We landed in Nashville on Monday afternoon at 3:30, giving me about 30 minutes to pull stuff out of one bag and throw it into another in time to meet our junior high kids at a hotel to kick off our New Year’s Eve Retreat Extravaganza. I spent the last three days hauling them around in a van that smelled like Axe body spray and beef jerky, packing food boxes, dancing to Boogie Wonderland, enforcing strict energy drink restrictions, stuffing styrofoam peanuts in my mouth (and losing the youth pastor challenge by ONE MARSHMALLOW stuck on my face with honey), scavenging CVS at 2am for Happy New Year gear and having a fantastic time. I love junior high kids.

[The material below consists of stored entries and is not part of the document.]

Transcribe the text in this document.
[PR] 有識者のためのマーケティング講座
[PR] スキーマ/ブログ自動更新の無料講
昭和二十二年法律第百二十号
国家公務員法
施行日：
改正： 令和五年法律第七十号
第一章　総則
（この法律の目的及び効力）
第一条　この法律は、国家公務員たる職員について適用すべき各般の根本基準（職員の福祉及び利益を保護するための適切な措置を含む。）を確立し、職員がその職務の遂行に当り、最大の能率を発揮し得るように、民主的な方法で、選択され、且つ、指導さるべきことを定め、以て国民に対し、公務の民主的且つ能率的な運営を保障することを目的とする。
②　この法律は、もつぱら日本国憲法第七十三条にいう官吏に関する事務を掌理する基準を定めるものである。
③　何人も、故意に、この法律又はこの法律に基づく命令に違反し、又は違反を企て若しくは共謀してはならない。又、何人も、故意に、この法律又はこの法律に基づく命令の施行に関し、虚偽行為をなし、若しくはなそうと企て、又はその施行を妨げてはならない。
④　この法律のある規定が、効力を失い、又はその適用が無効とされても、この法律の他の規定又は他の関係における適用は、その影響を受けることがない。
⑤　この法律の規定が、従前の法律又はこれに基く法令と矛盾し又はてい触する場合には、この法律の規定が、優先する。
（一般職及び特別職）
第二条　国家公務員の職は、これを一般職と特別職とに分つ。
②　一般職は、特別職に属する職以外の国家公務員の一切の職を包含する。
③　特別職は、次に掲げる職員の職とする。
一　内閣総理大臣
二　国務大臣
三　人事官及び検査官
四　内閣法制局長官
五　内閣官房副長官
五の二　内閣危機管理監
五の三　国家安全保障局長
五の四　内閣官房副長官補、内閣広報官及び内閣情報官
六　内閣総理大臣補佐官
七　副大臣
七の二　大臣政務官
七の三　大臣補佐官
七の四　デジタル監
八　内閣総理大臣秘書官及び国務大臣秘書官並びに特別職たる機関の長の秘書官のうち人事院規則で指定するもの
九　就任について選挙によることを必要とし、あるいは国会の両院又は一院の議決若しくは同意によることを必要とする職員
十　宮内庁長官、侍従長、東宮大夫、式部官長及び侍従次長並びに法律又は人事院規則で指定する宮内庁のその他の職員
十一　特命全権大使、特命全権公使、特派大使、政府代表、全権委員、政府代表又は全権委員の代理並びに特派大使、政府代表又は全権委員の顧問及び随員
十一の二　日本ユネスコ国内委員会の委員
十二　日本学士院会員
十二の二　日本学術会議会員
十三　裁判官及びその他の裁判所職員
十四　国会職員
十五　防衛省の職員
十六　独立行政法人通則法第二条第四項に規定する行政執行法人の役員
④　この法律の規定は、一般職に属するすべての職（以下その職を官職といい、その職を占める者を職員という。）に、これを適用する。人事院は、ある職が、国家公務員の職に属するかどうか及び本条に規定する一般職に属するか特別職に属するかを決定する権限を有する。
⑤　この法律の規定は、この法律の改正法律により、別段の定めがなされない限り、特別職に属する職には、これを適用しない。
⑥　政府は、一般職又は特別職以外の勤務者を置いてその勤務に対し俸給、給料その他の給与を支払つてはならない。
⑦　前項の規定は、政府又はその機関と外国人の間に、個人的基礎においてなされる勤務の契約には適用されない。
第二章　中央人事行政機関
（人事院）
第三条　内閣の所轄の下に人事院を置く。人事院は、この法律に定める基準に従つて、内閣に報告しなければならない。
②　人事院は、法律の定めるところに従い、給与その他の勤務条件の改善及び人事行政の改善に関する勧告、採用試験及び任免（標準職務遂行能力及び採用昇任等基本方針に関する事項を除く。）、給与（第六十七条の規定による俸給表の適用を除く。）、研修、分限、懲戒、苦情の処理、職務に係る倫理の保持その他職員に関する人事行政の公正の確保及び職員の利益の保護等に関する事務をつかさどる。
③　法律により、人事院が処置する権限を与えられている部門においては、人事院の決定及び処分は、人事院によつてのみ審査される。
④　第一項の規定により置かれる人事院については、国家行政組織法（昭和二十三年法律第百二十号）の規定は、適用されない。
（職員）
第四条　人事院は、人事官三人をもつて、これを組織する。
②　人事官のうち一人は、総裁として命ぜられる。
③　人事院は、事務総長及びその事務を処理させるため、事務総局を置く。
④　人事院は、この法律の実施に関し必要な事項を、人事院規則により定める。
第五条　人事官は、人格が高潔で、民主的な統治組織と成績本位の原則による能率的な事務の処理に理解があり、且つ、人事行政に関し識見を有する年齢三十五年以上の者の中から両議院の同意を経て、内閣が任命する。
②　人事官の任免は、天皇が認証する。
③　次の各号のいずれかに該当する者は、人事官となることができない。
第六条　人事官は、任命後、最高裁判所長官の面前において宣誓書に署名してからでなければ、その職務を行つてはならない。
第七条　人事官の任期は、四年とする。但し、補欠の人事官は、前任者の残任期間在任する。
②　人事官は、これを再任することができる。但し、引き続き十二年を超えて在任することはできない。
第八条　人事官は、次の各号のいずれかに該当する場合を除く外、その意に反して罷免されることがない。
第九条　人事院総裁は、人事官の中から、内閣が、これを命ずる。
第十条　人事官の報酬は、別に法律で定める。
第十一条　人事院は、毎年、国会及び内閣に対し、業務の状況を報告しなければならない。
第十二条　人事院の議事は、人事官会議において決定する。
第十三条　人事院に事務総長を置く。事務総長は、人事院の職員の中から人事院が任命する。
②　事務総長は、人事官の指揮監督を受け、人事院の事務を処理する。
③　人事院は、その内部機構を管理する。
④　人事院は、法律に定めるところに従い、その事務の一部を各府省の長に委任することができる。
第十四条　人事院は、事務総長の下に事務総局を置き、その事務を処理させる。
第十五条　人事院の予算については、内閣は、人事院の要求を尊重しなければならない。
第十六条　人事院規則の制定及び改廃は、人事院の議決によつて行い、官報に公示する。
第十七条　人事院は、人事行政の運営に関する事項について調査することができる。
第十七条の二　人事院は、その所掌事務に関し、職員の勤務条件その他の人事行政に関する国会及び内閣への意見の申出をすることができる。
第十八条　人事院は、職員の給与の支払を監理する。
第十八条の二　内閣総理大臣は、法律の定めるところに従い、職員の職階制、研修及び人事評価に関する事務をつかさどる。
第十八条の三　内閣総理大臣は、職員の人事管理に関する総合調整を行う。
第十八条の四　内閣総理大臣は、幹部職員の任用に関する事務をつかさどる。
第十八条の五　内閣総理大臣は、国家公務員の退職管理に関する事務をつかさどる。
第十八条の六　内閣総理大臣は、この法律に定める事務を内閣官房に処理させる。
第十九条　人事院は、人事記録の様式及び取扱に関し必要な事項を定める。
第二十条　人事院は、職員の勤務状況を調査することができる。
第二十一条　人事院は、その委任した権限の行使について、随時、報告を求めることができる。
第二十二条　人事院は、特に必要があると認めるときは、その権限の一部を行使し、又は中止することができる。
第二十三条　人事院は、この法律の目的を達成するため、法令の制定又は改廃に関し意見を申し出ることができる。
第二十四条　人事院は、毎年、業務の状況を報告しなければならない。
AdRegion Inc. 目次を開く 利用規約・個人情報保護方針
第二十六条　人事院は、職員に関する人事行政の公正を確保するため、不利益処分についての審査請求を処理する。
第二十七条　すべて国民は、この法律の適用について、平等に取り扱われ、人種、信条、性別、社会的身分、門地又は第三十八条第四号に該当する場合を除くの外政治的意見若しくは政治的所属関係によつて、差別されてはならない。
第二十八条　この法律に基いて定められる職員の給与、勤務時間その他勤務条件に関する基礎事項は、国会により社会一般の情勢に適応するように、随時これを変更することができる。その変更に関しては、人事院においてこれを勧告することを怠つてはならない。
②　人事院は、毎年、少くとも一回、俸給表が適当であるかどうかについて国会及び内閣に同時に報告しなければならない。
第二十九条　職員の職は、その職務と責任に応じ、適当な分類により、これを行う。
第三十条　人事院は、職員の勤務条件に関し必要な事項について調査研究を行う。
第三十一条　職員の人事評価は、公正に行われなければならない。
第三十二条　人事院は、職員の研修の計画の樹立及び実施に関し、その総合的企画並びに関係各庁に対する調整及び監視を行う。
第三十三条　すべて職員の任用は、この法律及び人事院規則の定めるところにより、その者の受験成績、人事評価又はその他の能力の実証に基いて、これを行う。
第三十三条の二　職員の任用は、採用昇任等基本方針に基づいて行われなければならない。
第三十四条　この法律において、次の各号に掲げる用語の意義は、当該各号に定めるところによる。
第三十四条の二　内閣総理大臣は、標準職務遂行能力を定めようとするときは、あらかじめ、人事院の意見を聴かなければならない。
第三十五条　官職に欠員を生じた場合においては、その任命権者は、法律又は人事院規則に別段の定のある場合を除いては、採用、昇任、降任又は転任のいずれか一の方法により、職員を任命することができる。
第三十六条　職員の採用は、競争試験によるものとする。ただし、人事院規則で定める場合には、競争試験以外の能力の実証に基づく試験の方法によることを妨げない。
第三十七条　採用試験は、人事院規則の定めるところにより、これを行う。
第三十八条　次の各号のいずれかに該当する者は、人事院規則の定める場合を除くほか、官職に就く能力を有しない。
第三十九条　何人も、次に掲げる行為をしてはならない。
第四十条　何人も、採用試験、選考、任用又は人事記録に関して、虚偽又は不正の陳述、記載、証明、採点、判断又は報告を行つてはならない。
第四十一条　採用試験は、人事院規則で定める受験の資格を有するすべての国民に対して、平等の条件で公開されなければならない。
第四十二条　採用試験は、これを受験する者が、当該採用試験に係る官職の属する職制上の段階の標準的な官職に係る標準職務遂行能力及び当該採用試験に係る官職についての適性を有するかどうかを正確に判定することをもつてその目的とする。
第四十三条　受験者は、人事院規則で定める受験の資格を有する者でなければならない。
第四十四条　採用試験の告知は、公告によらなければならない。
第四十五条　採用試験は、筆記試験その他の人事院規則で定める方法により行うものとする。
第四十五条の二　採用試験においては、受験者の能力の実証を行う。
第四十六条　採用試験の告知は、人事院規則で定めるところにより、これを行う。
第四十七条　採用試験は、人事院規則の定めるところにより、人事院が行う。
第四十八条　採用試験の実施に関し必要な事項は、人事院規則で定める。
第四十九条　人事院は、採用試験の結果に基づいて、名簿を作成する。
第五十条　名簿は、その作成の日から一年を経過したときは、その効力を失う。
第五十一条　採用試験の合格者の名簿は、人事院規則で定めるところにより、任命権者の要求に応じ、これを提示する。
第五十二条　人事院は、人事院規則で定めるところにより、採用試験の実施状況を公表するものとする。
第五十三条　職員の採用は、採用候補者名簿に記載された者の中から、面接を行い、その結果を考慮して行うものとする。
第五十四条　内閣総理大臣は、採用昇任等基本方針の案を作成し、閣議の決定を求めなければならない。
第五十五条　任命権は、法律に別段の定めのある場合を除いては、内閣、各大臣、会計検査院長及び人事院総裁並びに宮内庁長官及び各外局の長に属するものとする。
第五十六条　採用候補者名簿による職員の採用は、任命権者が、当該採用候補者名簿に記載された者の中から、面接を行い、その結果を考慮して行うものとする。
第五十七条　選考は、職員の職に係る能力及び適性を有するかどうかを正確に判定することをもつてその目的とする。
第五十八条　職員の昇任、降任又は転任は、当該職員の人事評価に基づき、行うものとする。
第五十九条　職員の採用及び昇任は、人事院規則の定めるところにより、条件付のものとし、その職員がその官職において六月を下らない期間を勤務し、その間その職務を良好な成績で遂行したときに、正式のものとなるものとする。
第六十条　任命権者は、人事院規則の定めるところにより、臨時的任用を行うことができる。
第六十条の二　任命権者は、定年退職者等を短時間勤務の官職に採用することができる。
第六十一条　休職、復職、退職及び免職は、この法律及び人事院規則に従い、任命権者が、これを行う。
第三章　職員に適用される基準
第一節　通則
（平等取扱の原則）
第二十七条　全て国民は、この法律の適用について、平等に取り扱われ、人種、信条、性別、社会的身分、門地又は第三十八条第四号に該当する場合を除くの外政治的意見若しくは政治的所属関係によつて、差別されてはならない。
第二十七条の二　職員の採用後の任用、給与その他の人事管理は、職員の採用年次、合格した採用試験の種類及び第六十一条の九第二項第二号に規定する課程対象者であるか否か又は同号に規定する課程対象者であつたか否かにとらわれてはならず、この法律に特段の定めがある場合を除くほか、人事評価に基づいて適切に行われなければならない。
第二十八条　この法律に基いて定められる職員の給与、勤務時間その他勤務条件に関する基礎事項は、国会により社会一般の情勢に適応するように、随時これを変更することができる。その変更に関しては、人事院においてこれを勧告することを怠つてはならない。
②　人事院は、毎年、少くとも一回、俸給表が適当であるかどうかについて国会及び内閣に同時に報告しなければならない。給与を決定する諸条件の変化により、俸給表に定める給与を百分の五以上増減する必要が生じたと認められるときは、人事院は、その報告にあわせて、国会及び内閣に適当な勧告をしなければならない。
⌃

I am completely exhausted. But I am very, very content. I got to spend the last weeks of 2008 surrounded by people I love and who love me, eating and laughing and cooking and running crazy. And I got to ring in the new year doing the job I love with the coolest kids in the world. If this is a sign of things to come, then bring it on, 2009.